Fried Q/4 loudspeaker Measurements
The Q/4 exhibited minor cabinet resonances at 100Hz and 120Hz, and a fairly strong mode at 260Hz that produced a buzzing from the enclosure. The Q/4's impedance magnitude and phase angle are shown in fig.1. The single impedance peak at 70Hz is more typical of a sealed-box tuning. Note also the slight dimple at the cabinet buzz frequency, 260Hz. (A much finer analysis would be required, however, for this cabinet problem to be fully revealed in this plot.) The impedance drops to 5 ohms through most of the bass, rises near the crossover frequency, then drops sharply to 4 ohms through the top octave. A 6 ohm or even 4 ohm rating would seem more appropriate than the specified 8 ohm impedance.
Fig.1 Fried Q/4, electrical impedance (solid) and phase (dashed). (2 ohms/vertical div.)
The Q/4's impulse response (fig.2) is quite clean, with very little ringing or overhang. The step response (fig.3) illustrates that while the woofer is connected in positive acoustic polarity, the tweeter, which leads the woofer in time, is inverted. This is done to compensate for the phase shift in the crossover region that arises from the use of a second-order crossover.
Fig.2 Fried Q/4, impulse response on tweeter axis at 45" (5ms time window, 30kHz bandwidth).
Fig.3 Fried Q/4, step response on tweeter axis at 45" (5ms time window, 30kHz bandwidth).
The Q/4's FFT-derived frequency response, spatially averaged over a 30° lateral window and measured on the HF axis, is shown in fig.4. The response is quite flat, with less rise in the treble than the other three loudspeakers reviewed in this issue. Although smooth through the midband and treble, there is a peak centered at about 3kHz, which might contribute to the slight nasal coloration noted. This, however, is greatly reduced 15° off-axis. At this angle, the treble also rolls off rapidly above 15kHz. The Q/4's nearfield woofer response, measured separately with the Audio Precision System One, has been appended to the spatially averaged frequency response. Curiously, the line-tunnel output in the nearfield (not shown) is virtually identical to the woofer's output shown. Typically, a port is tuned to augment bass output below the woofer's rolloff. It appears that the line tunnel does indeed reinforce the woofer's output rather than providing LF extension.
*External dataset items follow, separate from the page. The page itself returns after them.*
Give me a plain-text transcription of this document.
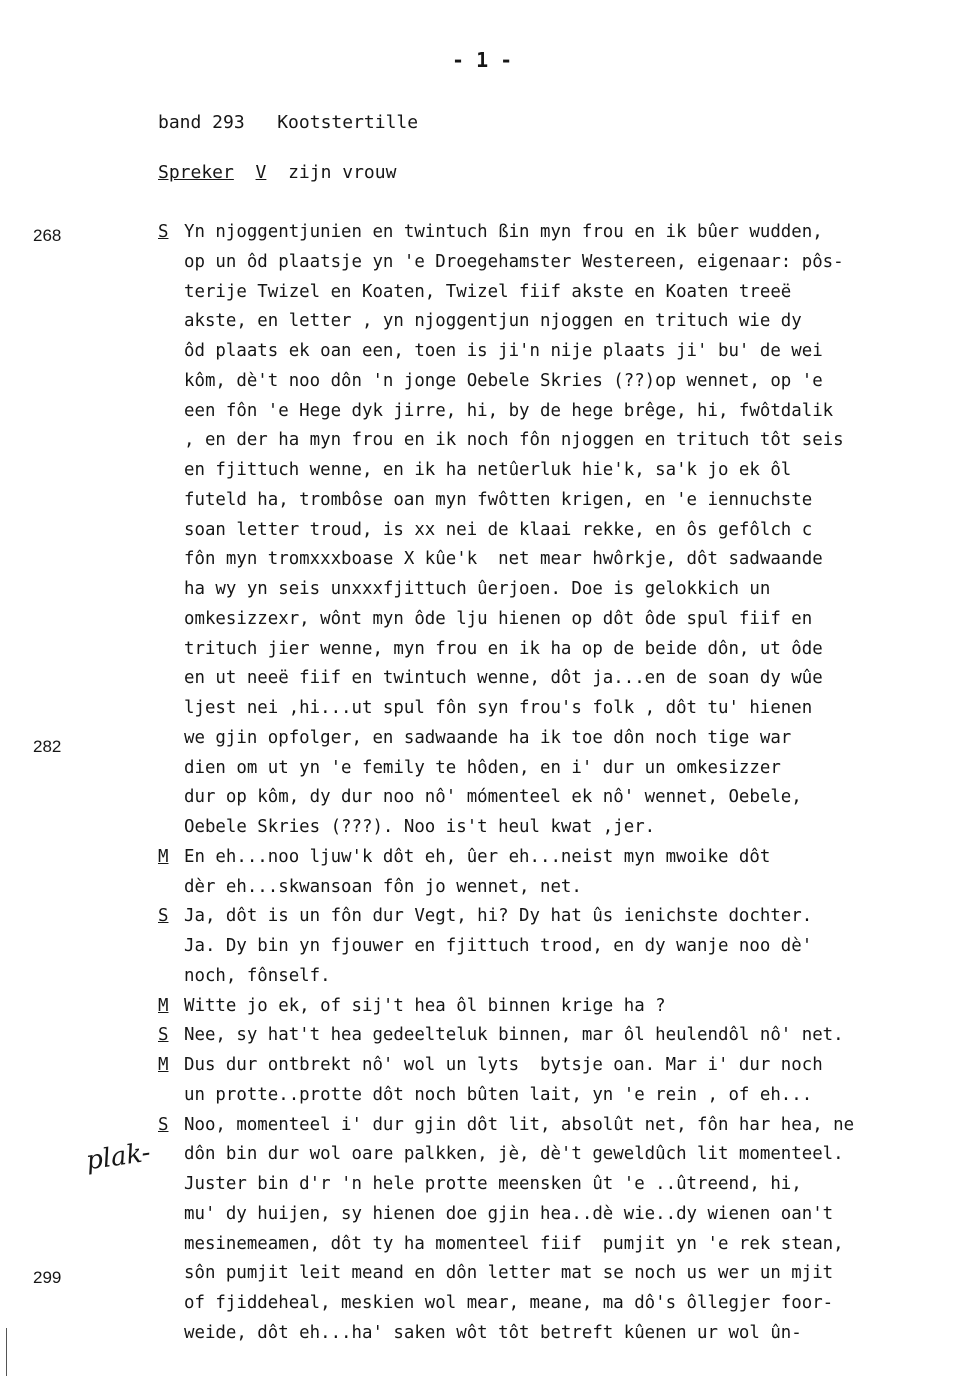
- 1 -
band 293 Kootstertille
Spreker V zijn vrouw
268
282
299
plak-
S Yn njoggentjunien en twintuch ßin myn frou en ik bûer wudden,
op un ôd plaatsje yn 'e Droegehamster Westereen, eigenaar: pôs-
terije Twizel en Koaten, Twizel fiif akste en Koaten treeë
akste, en letter , yn njoggentjun njoggen en trituch wie dy
ôd plaats ek oan een, toen is ji'n nije plaats ji' bu' de wei
kôm, dè't noo dôn 'n jonge Oebele Skries (??)op wennet, op 'e
een fôn 'e Hege dyk jirre, hi, by de hege brêge, hi, fwôtdalik
, en der ha myn frou en ik noch fôn njoggen en trituch tôt seis
en fjittuch wenne, en ik ha netûerluk hie'k, sa'k jo ek ôl
futeld ha, trombôse oan myn fwôtten krigen, en 'e iennuchste
soan letter troud, is xx nei de klaai rekke, en ôs gefôlch c
fôn myn tromxxxboase X kûe'k  net mear hwôrkje, dôt sadwaande
ha wy yn seis unxxxfjittuch ûerjoen. Doe is gelokkich un
omkesizzexr, wônt myn ôde lju hienen op dôt ôde spul fiif en
trituch jier wenne, myn frou en ik ha op de beide dôn, ut ôde
en ut neeë fiif en twintuch wenne, dôt ja...en de soan dy wûe
ljest nei ,hi...ut spul fôn syn frou's folk , dôt tu' hienen
we gjin opfolger, en sadwaande ha ik toe dôn noch tige war
dien om ut yn 'e femily te hôden, en i' dur un omkesizzer
dur op kôm, dy dur noo nô' mómenteel ek nô' wennet, Oebele,
Oebele Skries (???). Noo is't heul kwat ,jer.
M En eh...noo ljuw'k dôt eh, ûer eh...neist myn mwoike dôt
dèr eh...skwansoan fôn jo wennet, net.
S Ja, dôt is un fôn dur Vegt, hi? Dy hat ûs ienichste dochter.
Ja. Dy bin yn fjouwer en fjittuch trood, en dy wanje noo dè'
noch, fônself.
M Witte jo ek, of sij't hea ôl binnen krige ha ?
S Nee, sy hat't hea gedeelteluk binnen, mar ôl heulendôl nô' net.
M Dus dur ontbrekt nô' wol un lyts  bytsje oan. Mar i' dur noch
un protte..protte dôt noch bûten lait, yn 'e rein , of eh...
S Noo, momenteel i' dur gjin dôt lit, absolût net, fôn har hea, ne
dôn bin dur wol oare palkken, jè, dè't geweldûch lit momenteel.
Juster bin d'r 'n hele protte meensken ût 'e ..ûtreend, hi,
mu' dy huijen, sy hienen doe gjin hea..dè wie..dy wienen oan't
mesinemeamen, dôt ty ha momenteel fiif  pumjit yn 'e rek stean,
sôn pumjit leit meand en dôn letter mat se noch us wer un mjit
of fjiddeheal, meskien wol mear, meane, ma dô's ôllegjer foor-
weide, dôt eh...ha' saken wôt tôt betreft kûenen ur wol ûn-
Fig.4 Fried Q/4, anechoic response on tweeter axis at 45", averaged across 30° lateral window and corrected for microphone response, with the nearfield woofer response plotted below 300Hz.
Finally, the Q/4's Cumulative Spectral Decay is shown in fig.5. The 3kHz peak is apparent and is accompanied by a minor ridge of delayed energy. Overall, the Q/4's waterfall plot is very clean through the treble. The dark line at 16kHz is the computer monitor's scanning frequency, not a loudspeaker characteristic. These measurements are, overall, good for an inexpensive loudspeaker.—Robert Harley
Fig.5 Fried Q/4, cumulative spectral-decay plot at 45" (0.15ms risetime).